A game like Mass Effect, again exploring themse of control and power, works because secondary and party characters reflect various aspects of the themes, and those elements are explorable within the narrative’s overall goals – stop the Geth, save the universe – but by giving the player the ability to explore those themes as they want, a greater engagement with the narrative is possible, and some choices carry greater personal weight because you as an individual make them.  If you’ve spent 20 or 30 hours shaping your character as a reflection of you, the choice to wipe out the last of a species is your choice – not the characters, not the author’s, but yours.  The ability of games to communicate experiences, to explore the inner world as a reflection of the outer by giving the player choice and a level of authorial control is an incredibly powerful tool.

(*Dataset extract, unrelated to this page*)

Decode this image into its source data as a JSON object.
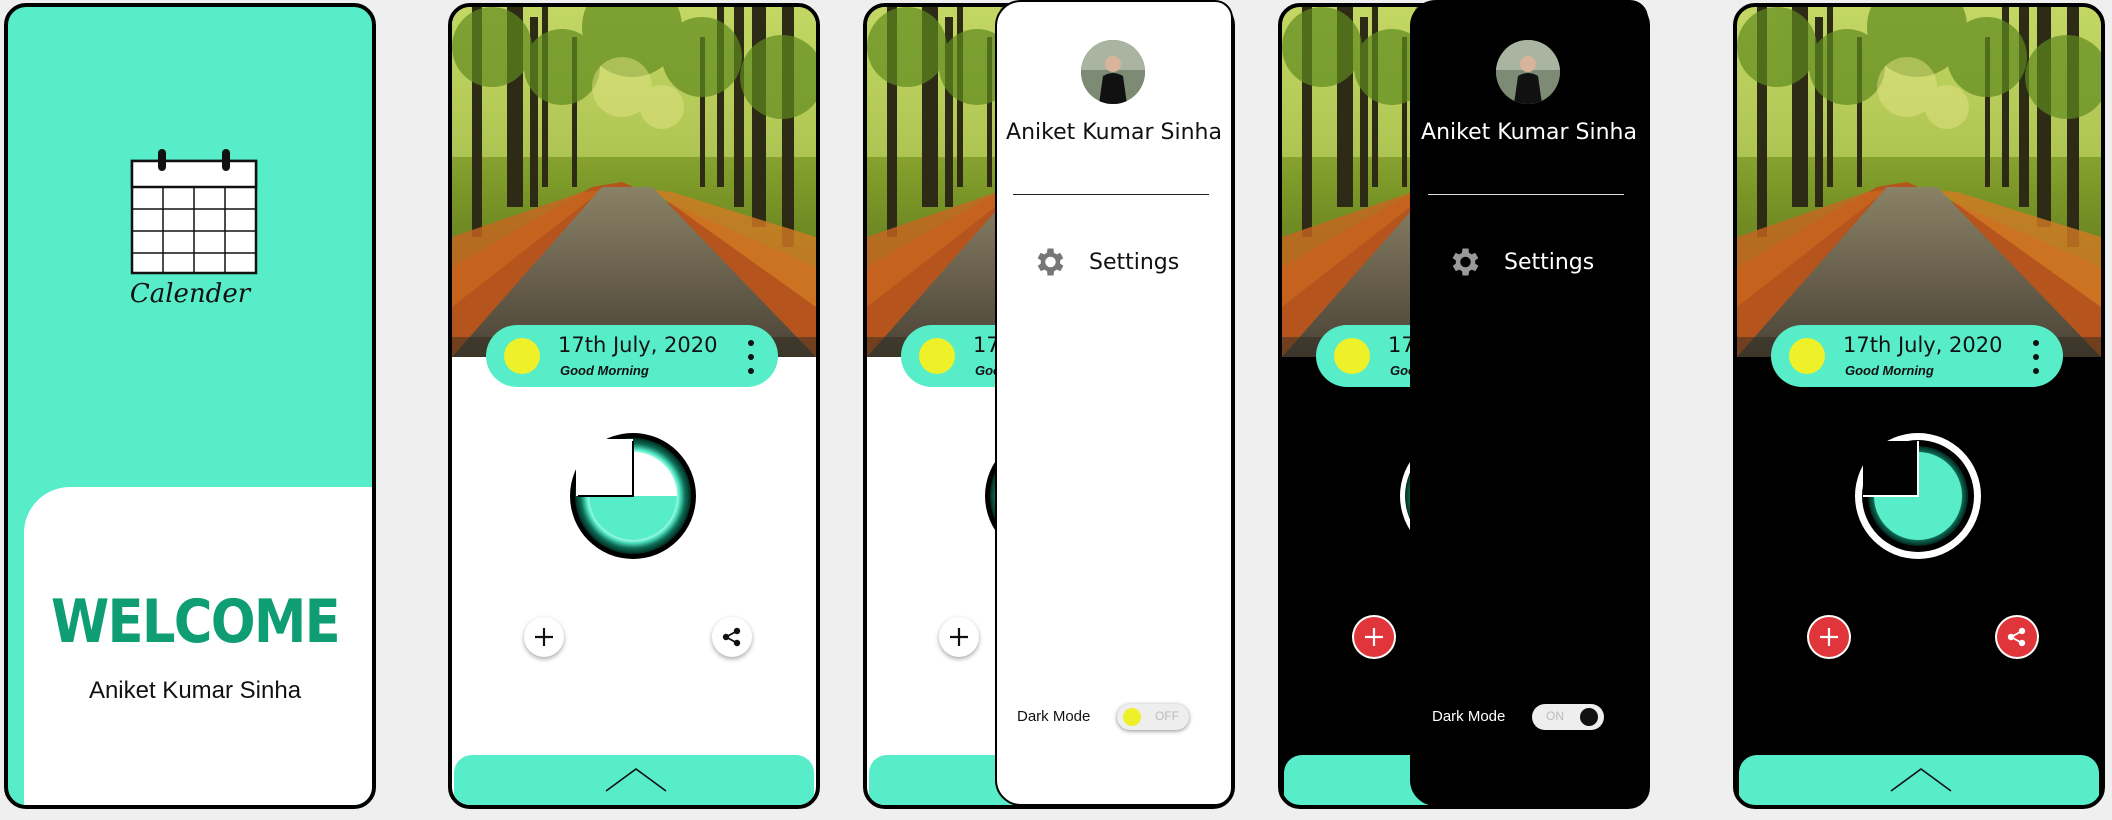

But are these games art?  What separates art from entertainment?

Watching the documentary Indie Sex on SBS the other night, one commentator made the point that one distinction between sex in art and sex in pornography is the intent of the sex and whether it contains subtext.  The same argument can be made for games.  How does something like Bioshock distinguish itself from Doom?  Both are first person shooters, but Bioshock  is about more than just exploring Rapture and killing Splicers.  It’s about family, control, about the danger of unchecked power, and about a world built on a precarious philosophy.  While it could be argued that these may not be particularly deep themes, they are there in the subtext of the player’s actions, the presented narrative, the game’s space, and it’s eventual resolution.  The same argument could be made for many of the other games put forward as art – Shadow of the Colossus, Braid, Flower, Passage, or The Path.  They all attempt to be about more than what is presented, and about more than the player’s actions.

Games (in their synecdoche form, not their dictionary definition form) have evolved – as film has evolved, as writing has evolved, as comics have evolved – to contain a wider range of creative possibilities than would have originally been possible.   We should, as a broad creative culture, be inclusive rather than exclusive.  We should look at the creative possibilities of choice and audience authorship rather than dismiss it as inferior to other forms.  We should consider that games are made by adults, with adult concerns, and with aspirations to use these new tools at their disposal to create emotional experiences for their audiences.

In short, we should consider them as being art.

1 thought on “Synecdoche: games, control, subtext, and art”

  1. When I saw that post of his I laughed and thought of Theodor Adorno in Aesthetic Theory, writing, in the context of art: “The moment a limit is posited, it is overstepped and that against which the limit was established is absorbed.” [translated by R. Hullot-Kentor] The moment you ask whether games can be art or not, the moment you introduce that question of “Can they?” into the minds of artists and people who love art, the more inevitable you make their eventual absorption into the category of art. Does it seem reasonable to picture a sea called ‘art’ running up to the border of a continent called ‘computer games’ and stopping there forever, kept magically at bay by some component of a game that makes it utterly superior to, or alien from, everything else that was once not part of the art world and now is (West African clay heads, Aboriginal dot paintings, abstract expressionists, knitting, a urinal), isolating it in a new category of its own? Games have qualities that are theirs alone, but do those qualities have the power to repel artists? I don’t think so.